Your tax dollars are being used to talk up $128M bond
If you’re a city voter, you got one in your mailbox last weekend — a four-color, four-page flier printed on “slick” paper — with everything the city of Huntsville wants you to know about the $128 million bond issue on the Nov. 8 ballot.
Whether it’s information or promotion may be in the eye of the beholder. Under state of Texas law, no tax-collecting entity in the state is allowed to use taxpayer funds to advocate for bond propositions that have to be decided on by the voters. Yet, even a cursory read of the city’s flier shows that the city is putting out information to voters that only tells part of the story about the bonds.
And it is clearly using taxpayer money to do so.
Three ballot propositions, one for fire and safety facilities, one for city service facilities and one for water and sewer facilities add up to a staggering amount of $128 million in new debt. This is more than twice the amount of debt that the city has ever taken on at one time in its 181-year history.
When you add interest to that debt you find that the total pay-out on the debt over 30 years will be well over $200 million. That comes to something around $30,000 for each tax-paying Huntsville family.
In the past two months before the election, the city has published and mailed out fliers and postcards to the public, held a “State of the City” Town Hall-style meeting, and posted copious information on the city website.
All this talk about the reasons why the city thinks these bonds are required completely ignores the negative consequences to the voters if the bonds are approved.

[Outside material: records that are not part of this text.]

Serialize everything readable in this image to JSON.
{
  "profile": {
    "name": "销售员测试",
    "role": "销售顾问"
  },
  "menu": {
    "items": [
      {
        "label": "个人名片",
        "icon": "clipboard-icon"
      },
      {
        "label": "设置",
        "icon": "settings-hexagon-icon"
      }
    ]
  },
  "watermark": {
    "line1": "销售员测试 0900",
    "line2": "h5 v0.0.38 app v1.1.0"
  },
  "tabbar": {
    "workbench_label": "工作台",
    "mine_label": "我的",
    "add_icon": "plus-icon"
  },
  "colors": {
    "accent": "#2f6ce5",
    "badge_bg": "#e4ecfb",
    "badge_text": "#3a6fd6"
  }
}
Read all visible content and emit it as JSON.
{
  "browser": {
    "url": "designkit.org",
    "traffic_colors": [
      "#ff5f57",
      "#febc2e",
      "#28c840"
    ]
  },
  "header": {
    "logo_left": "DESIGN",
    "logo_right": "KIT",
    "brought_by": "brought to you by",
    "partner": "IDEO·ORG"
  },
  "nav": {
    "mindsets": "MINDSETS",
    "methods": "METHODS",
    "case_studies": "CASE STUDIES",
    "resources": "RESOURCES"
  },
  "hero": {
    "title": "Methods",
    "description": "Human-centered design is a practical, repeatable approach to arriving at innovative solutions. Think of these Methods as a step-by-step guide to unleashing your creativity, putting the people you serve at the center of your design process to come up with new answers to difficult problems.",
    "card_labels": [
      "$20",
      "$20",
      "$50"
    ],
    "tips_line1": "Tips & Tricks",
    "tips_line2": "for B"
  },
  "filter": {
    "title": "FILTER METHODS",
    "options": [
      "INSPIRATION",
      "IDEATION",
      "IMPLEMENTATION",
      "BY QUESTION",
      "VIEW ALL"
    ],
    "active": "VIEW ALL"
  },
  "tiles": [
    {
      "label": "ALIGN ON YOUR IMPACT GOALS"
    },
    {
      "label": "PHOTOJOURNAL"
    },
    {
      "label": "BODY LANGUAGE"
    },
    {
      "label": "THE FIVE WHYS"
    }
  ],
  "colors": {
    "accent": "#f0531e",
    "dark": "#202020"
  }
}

In fact, the city claims that these bonds, and therefore these facilities, can be paid for with no increase in taxes or utility rates, as if the public can have these new facilities for free. All they have to do is keep paying taxes and utility rates at the current level.
But that claim is based on several high-risk assumptions. Among them, it assumes interest rates will remain at the current historically low levels, something that responsible economists, including those at the Federal Reserve, are not willing to say. In fact, most say that interest rates are expected to increase, perhaps dramatically, in the near future.
It also assumes construction costs will remain about the same over the several years that it will take to design and build these facilities. That clearly is high risk.
This combination of potentially higher interest rates and higher construction costs means that the cost of these facilities to the taxpayers could be much higher than now estimated. That, in turn, means that the taxpayers would have to pay more, possibly much more, for these facilities. This means taxes would have to go up.
So if this flier is “information” and not “advocacy,” why ignore the risks of record-debt bonds in taxpayer-funded “public information”? You should be able to trust the city to give you a 360-degree look at a decision this big — to assume record debt for “free” for 30 years. But their tactics seem to come straight off a used car lot full of 1972 Ford Pintos. Now that’s salesmanship!